Sie sind so etwas wie die Lastesel im Zustellverkehr: Die großen Transporter der so genannten „Sprinter“-Klasse. Es gibt sie mit mehreren Radständen und unterschiedlich hohen Aufbauten – und in der Regel nagelt unter der Motorhaube ein Dieselmotor. Doch jetzt zeichnet sich auch in dieser Fahrzeugkategorie eine Antriebswende ab – vom Selbstzünder hin zum Elektromotor. Nach Mercedes (eSprinter) Renault (Master E-Tech), Fiat (E-Ducato), VW (e-Crafter) und Peugeot (e-Boxer) stellt nun auch Opel seinen Stromer für die Logistikbranche vor. Der Movano-e soll noch in diesem Jahr in den Handel kommen – zu welchen Konditionen, steht allerdings noch nicht fest.
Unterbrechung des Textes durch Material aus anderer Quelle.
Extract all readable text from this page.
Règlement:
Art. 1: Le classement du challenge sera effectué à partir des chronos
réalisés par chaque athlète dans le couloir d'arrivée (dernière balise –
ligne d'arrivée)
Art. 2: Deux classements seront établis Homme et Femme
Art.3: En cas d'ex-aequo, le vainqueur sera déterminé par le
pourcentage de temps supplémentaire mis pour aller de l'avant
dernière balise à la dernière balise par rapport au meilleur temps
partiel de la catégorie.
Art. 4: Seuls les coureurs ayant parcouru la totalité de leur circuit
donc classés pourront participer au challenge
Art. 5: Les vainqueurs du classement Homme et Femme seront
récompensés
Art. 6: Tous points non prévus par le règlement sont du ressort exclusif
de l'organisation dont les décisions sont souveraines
Im Unterschied zum Vorgängermodell, das in Kooperation mit Renault entwickelt und produziert wurde, nutzt der neue Movano die Plattform und Technik des PSA-Konzerns. Schließlich ist Opel inzwischen wie die Muttergesellschaft PSA Teil des Stellantis-Konzerns. So ist der Antrieb des Movano-e identisch mit dem des E-Boxer von Peugeot: Ein Elektromotor an der Vorderachse mit einer maximalen Leistung von 90 kW (122 PS) kann je nach Modellvariante und Einsatzzweck mit Akkus in zwei Größen geordert werden. Der Energiespeicher mit 37 Kilowattstunden Kapazität ist für eine Reichweite von 117 Kilometern gut sein, der größere Akku mit 70 kWh Kapazität für 224 Kilometer. Zum Vergleich: Peugeot nennt für den e-Boxer Reichweiten von 200 und 340 Kilometern nach der Verbrauchsnorm WLTP.

Opel Movano-e
Ladezustand des Akkus immer im Blick
Der Opel Movano-e wird mit zwei Akkugrößen angeboten. Die Version mit einer Speicherkapazität von 70 Kilowattstunden muss nach gut 220 Kilometern eine Ladesäule aufsuchen. Wann das der Fall ist, zeigt dem Fahrer die Anzeige im Innenspiegel. Foto: Opel

Die Batterien sind hier wie da so im Fahrzeugboden verbaut, dass das Ladevolumen nicht eingeschränkt wird. Aufgeladen können je nach Aufbau Pakete und Päckchen mit einem Gesamtvolumen von bis zu 17 Kubikmetern. Das zulässige Gesamtgewicht des Movano – der weiterhin auch mit Dieselmotor angeboten wird – reicht von 2,8 bis zu 4,0 Tonnen, so dass bis zu 2,1 Nutzlast aufgeladen werden können. Angeblich gilt das sowohl für die elektrische wie die konventionell angetriebene Version. Der e-Boxer von Peugeot kann übrigens nur 1.895 Kilo schultern.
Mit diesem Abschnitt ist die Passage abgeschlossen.